Ilekroć na nią spoglądam widzę Nash'a i smutek jego w oczach. Widać, że tęsknota nie opuszcza go ani na chwilę. Chcę go poznać. Mam wrażenie, że nie jedną tajemnicę skrywa, a jego przeszłość może być podobna do mojej. A może tak naprawdę chcę go poznać, dlatego że wydaję mi się najbardziej intrygującą osobą? Jednakże chciałabym dowiedzieć się jeszcze więcej o Devon'ie, ale wiem że zbliżenie do niego to nie będzie prosta sprawa. Ren również wydaję mi się bardzo tajemniczą osobą. Zresztą pozostali współlokatorzy nie wiedzą o nim za dużo. 

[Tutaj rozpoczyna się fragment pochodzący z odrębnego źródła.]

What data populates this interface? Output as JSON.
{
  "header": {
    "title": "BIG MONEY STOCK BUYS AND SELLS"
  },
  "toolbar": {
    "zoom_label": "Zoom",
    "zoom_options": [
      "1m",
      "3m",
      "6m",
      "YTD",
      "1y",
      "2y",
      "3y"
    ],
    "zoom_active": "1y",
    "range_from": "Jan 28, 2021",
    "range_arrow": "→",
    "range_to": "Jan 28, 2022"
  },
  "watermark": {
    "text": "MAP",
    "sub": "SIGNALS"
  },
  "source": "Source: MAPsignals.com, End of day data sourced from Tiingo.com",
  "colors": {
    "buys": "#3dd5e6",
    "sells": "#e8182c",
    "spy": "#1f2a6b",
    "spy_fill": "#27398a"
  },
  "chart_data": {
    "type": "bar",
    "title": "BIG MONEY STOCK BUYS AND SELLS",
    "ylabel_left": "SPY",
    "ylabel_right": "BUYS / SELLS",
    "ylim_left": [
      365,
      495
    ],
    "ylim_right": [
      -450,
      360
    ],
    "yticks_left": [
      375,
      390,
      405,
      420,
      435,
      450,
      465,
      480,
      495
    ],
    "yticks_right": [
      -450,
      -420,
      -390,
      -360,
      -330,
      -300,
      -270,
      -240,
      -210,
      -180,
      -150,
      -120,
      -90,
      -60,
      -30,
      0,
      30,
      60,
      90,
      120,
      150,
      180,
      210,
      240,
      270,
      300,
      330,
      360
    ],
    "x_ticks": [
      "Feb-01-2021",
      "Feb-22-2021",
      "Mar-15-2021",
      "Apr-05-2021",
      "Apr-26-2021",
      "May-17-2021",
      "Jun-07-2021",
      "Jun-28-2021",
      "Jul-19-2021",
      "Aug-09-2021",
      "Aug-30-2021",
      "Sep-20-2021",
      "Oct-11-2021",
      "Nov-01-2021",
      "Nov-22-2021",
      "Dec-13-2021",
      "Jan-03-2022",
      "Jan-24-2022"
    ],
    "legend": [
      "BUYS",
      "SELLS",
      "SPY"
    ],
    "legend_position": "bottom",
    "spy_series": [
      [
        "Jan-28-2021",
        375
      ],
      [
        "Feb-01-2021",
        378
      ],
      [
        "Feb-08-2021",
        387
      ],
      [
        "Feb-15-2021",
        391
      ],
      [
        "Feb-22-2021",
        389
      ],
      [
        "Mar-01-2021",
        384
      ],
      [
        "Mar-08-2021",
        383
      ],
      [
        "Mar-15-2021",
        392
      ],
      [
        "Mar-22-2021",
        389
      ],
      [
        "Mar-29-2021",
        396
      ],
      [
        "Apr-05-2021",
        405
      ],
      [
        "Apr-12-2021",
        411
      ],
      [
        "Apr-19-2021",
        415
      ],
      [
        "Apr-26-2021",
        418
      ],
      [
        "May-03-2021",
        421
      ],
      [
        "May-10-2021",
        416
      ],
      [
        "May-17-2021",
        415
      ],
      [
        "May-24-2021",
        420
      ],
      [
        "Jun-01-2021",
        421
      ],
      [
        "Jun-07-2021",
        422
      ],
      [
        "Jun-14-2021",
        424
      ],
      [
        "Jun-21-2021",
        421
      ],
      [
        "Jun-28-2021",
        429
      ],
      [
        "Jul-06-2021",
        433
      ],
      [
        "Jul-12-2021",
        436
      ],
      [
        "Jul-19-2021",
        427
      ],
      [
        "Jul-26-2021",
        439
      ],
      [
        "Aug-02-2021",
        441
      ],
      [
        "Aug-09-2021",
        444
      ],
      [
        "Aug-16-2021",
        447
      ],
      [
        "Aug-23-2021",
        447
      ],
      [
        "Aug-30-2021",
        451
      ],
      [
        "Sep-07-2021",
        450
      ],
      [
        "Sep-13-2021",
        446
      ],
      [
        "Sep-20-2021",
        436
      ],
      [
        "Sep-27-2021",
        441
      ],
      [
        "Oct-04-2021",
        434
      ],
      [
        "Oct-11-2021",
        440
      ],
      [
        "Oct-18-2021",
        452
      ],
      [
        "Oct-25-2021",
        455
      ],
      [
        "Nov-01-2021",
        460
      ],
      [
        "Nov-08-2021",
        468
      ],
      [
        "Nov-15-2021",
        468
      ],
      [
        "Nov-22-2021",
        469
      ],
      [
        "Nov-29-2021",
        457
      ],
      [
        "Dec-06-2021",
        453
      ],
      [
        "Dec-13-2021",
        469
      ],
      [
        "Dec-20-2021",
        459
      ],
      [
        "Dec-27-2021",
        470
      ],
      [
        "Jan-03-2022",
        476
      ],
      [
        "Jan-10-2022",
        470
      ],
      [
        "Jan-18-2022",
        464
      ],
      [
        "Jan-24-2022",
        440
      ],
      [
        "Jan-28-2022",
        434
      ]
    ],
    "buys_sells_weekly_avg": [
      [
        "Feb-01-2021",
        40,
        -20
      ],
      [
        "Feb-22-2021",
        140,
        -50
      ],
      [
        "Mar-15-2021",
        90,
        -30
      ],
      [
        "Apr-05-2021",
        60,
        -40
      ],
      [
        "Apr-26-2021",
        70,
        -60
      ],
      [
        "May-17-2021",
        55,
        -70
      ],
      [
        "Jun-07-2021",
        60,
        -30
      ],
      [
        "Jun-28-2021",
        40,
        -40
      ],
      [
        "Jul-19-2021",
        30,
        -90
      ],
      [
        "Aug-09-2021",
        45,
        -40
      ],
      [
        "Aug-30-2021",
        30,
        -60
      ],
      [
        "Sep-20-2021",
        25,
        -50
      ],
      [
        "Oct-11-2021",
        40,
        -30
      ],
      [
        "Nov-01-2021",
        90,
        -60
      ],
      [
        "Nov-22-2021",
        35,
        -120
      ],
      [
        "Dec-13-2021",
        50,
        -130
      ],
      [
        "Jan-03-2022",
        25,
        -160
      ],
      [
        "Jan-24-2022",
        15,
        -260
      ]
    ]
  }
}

Zbliżę się do nich. Lecz w tej chwili zastanawia mnie też, dlaczego mój ojciec nagle wyłączył telefon. Próbuję dodzwonić się do niego, od jakiś dwóch godzin i cały czas przekierowuje mnie na pocztę głosową. Dość dziwna sytuacja, ale nie wiedzieć czemu coś mi mówi, że on doskonale wiedział co robi. Moje przeprowadzka tutaj nie była przypadkiem. Z tego powodu nagrałam się tacie na sekretarkę i niech się tłumaczy, gdy tylko odsłucha moją wiadomość. Choć szczerze wątpię, że oddzwoni i wyjaśni zaistniałą sytuację.

Dzisiejszy dzień, a może raczej noc była niezwykle intensywna jak dla mnie. Marzę tylko o położeniu się do łóżka i odpłynięciu do krainy snów, gdzie to ja będę kierować swoim światem. I na pewno nie będzie w nim żadnych wampirów, ani żadnych niespodzianek.

Wzięłam szybką kąpiel, po czym położyłam się. Odpoczynek to było coś czego potrzebowałam w tej chwili. Gdy tylko przyłożyłam głowę do poduszki poczułam, że odpływam. Wtuliłam się bardziej w moja jakże wygodną pościel, a po chwili oddałam się w objęcia Morfeusza.

Miejmy nadzieję, że nowy dzień będzie mniej zaskakujący od poprzedniego. Lecz mieszkają pod jednym dachem z szóstką wampirów moje dni spokoju raczej już przeminęły i nigdy nie wrócą.